The promise was simple, but the idea couldn’t have been bigger.
Massive open online courses (MOOCs) would make courses from Harvard and MIT available free to anyone with an internet connection.
The world’s poor would finally have access to the same education as American ivy league students, while traditional fee paying higher education would go the way of relics like CDs and sailing ships.
Massive open online education provider Udacity was one of those promising such change. In the past, Udacity’s founder Sebastian Thrun claimed MOOCs would spell the end of the conventional higher education model and transform access to knowledge.
Despite the big promises, retention rates in Udacity courses have been abysmal and those that did make it through were already those with bachelor degrees. Now Udacity has decided to charge money for their certified courses, leaving behind their claims of free quality higher education for all.

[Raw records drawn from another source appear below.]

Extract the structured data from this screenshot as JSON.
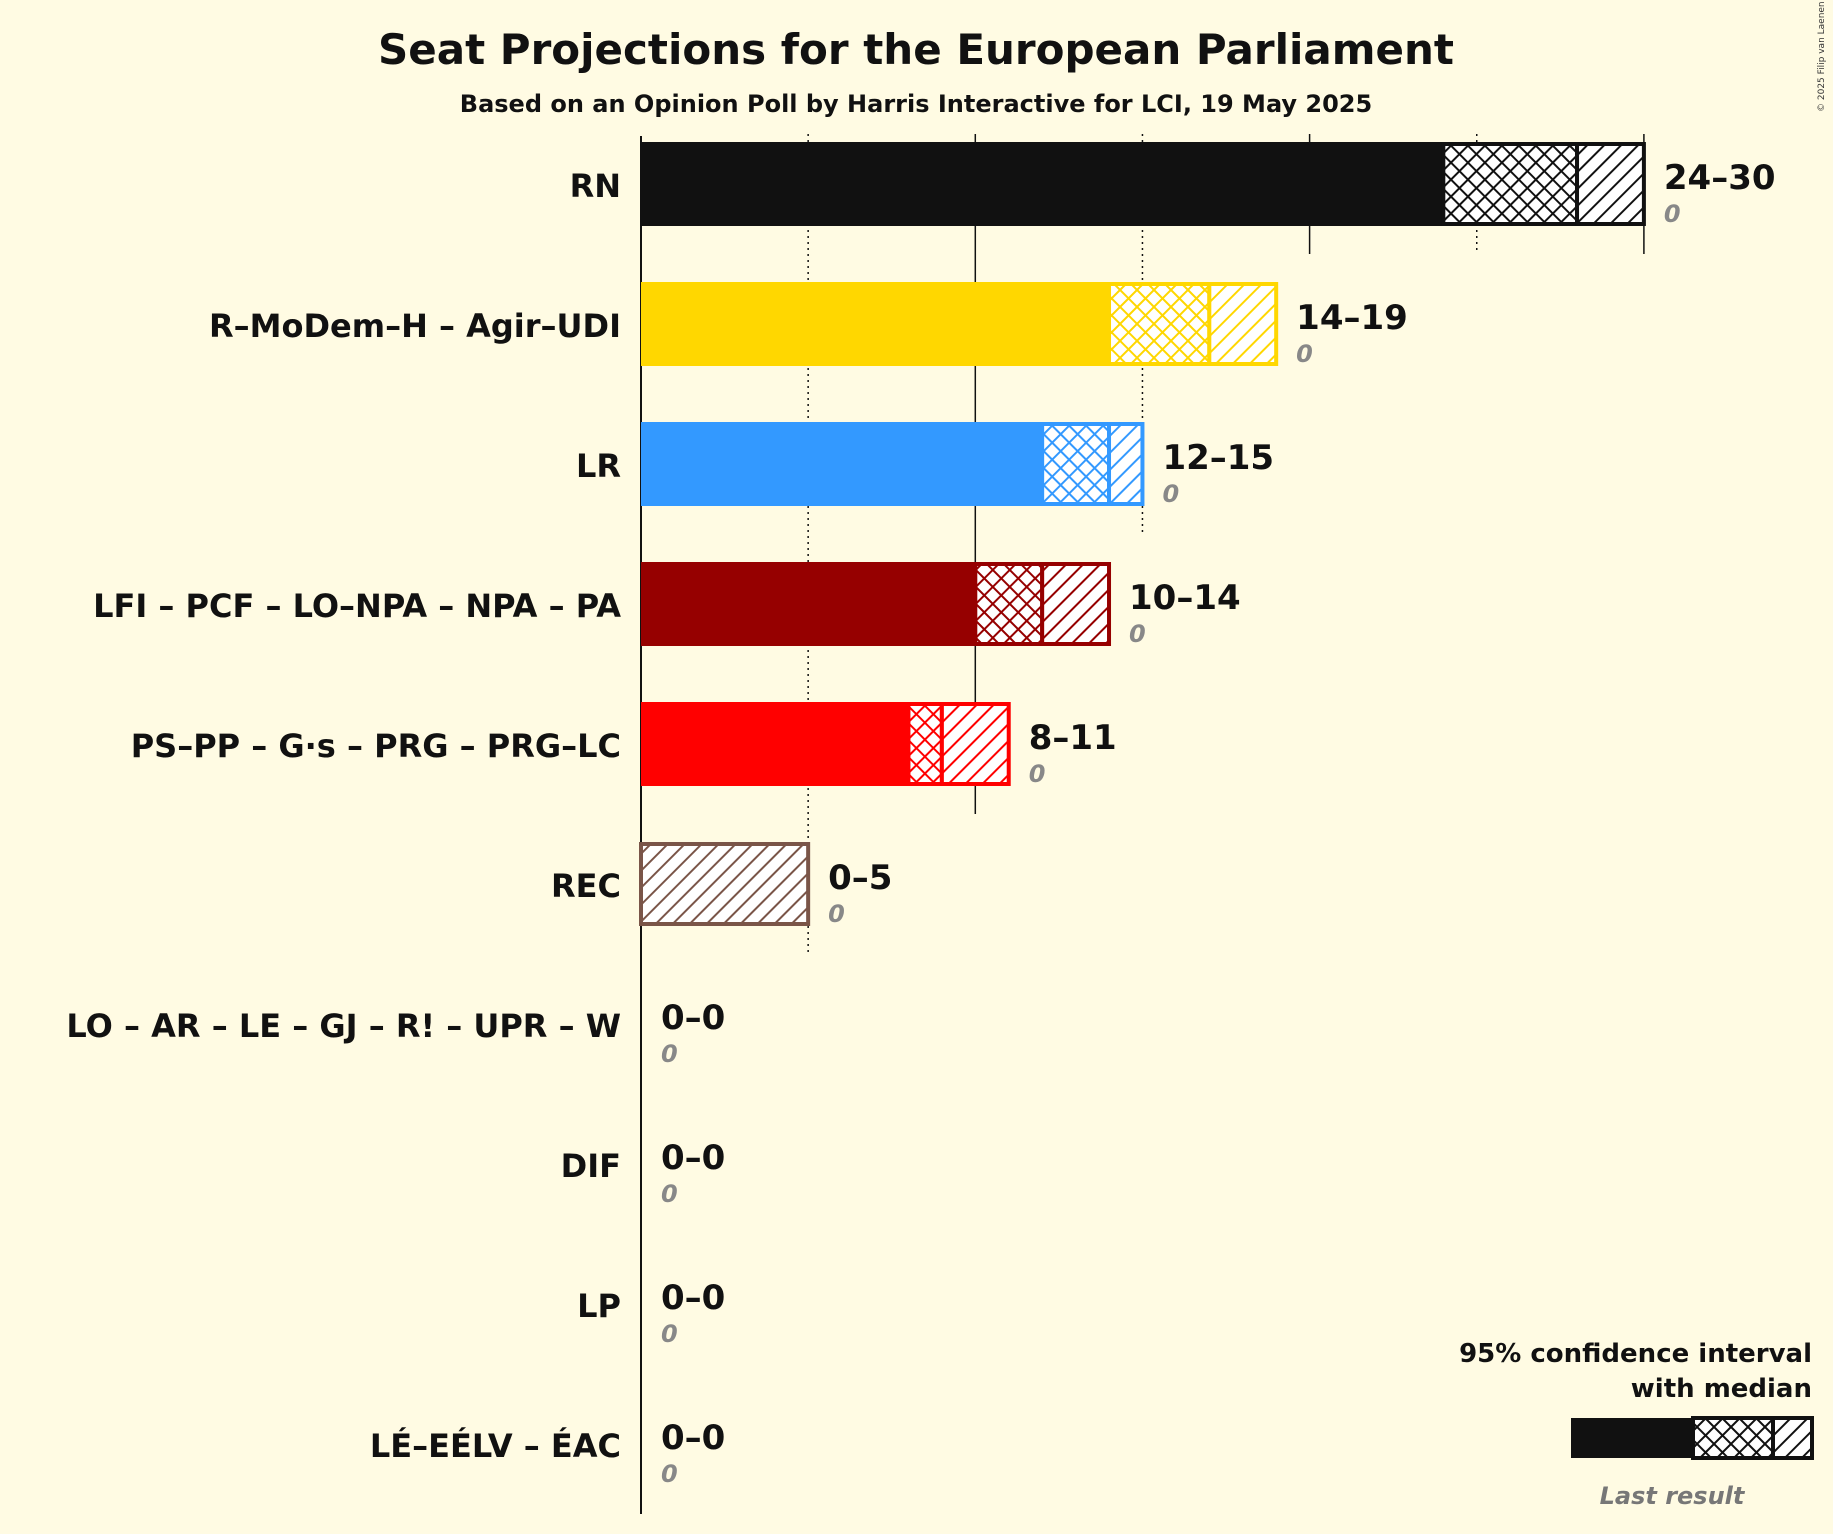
{
  "title": "Seat Projections for the European Parliament",
  "subtitle": "Based on an Opinion Poll by Harris Interactive for LCI, 19 May 2025",
  "copyright": "© 2025 Filip van Laenen",
  "legend": {
    "line1": "95% confidence interval",
    "line2": "with median",
    "last_result": "Last result",
    "colors": {
      "bar": "#111111",
      "last": "#8a8a7e"
    }
  },
  "colors": {
    "background": "#fffbe3",
    "axis": "#111111"
  },
  "chart_data": {
    "type": "bar",
    "orientation": "horizontal",
    "title": "Seat Projections for the European Parliament",
    "subtitle": "Based on an Opinion Poll by Harris Interactive for LCI, 19 May 2025",
    "xlim": [
      0,
      30
    ],
    "gridlines": [
      5,
      10,
      15,
      20,
      25,
      30
    ],
    "series": [
      {
        "party": "RN",
        "low": 24,
        "median": 28,
        "high": 30,
        "last": 0,
        "range_label": "24–30",
        "last_label": "0",
        "color": "#111111"
      },
      {
        "party": "R–MoDem–H – Agir–UDI",
        "low": 14,
        "median": 17,
        "high": 19,
        "last": 0,
        "range_label": "14–19",
        "last_label": "0",
        "color": "#ffd700"
      },
      {
        "party": "LR",
        "low": 12,
        "median": 14,
        "high": 15,
        "last": 0,
        "range_label": "12–15",
        "last_label": "0",
        "color": "#3399ff"
      },
      {
        "party": "LFI – PCF – LO–NPA – NPA – PA",
        "low": 10,
        "median": 12,
        "high": 14,
        "last": 0,
        "range_label": "10–14",
        "last_label": "0",
        "color": "#960000"
      },
      {
        "party": "PS–PP – G·s – PRG – PRG–LC",
        "low": 8,
        "median": 9,
        "high": 11,
        "last": 0,
        "range_label": "8–11",
        "last_label": "0",
        "color": "#ff0000"
      },
      {
        "party": "REC",
        "low": 0,
        "median": 0,
        "high": 5,
        "last": 0,
        "range_label": "0–5",
        "last_label": "0",
        "color": "#7a5548"
      },
      {
        "party": "LO – AR – LE – GJ – R! – UPR – W",
        "low": 0,
        "median": 0,
        "high": 0,
        "last": 0,
        "range_label": "0–0",
        "last_label": "0",
        "color": "#777777"
      },
      {
        "party": "DIF",
        "low": 0,
        "median": 0,
        "high": 0,
        "last": 0,
        "range_label": "0–0",
        "last_label": "0",
        "color": "#777777"
      },
      {
        "party": "LP",
        "low": 0,
        "median": 0,
        "high": 0,
        "last": 0,
        "range_label": "0–0",
        "last_label": "0",
        "color": "#777777"
      },
      {
        "party": "LÉ–EÉLV – ÉAC",
        "low": 0,
        "median": 0,
        "high": 0,
        "last": 0,
        "range_label": "0–0",
        "last_label": "0",
        "color": "#777777"
      }
    ]
  }
}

As leading technology-enhanced learning expert George Siemens described it: “[Thrun] promised us a bright future of open learning. He delivered to us something along the lines of a 1990s corporate e-learning program.”
Even Thrun himself has now admitted that Udacity is “a lousy product.”
So where did it all go wrong for Thrun and Udacity? And why, when it comes to online education, did we ignore education experts, and listen to Silicon Valley instead?
A cheaper, faster education
Ultimately, the outcome of higher learning cannot be made cheaper and faster any more than you can expect to improve physical fitness if you cut corners at the gym.
While there are myriad products and services claiming a fast, cheap route to fitness, nothing is as effective as time and/or intensity pumping iron or going on the treadmill.
Similarly, if students don’t put in the right kind of work, with the right guidance and expend sufficient cognitive effort, they will not see results.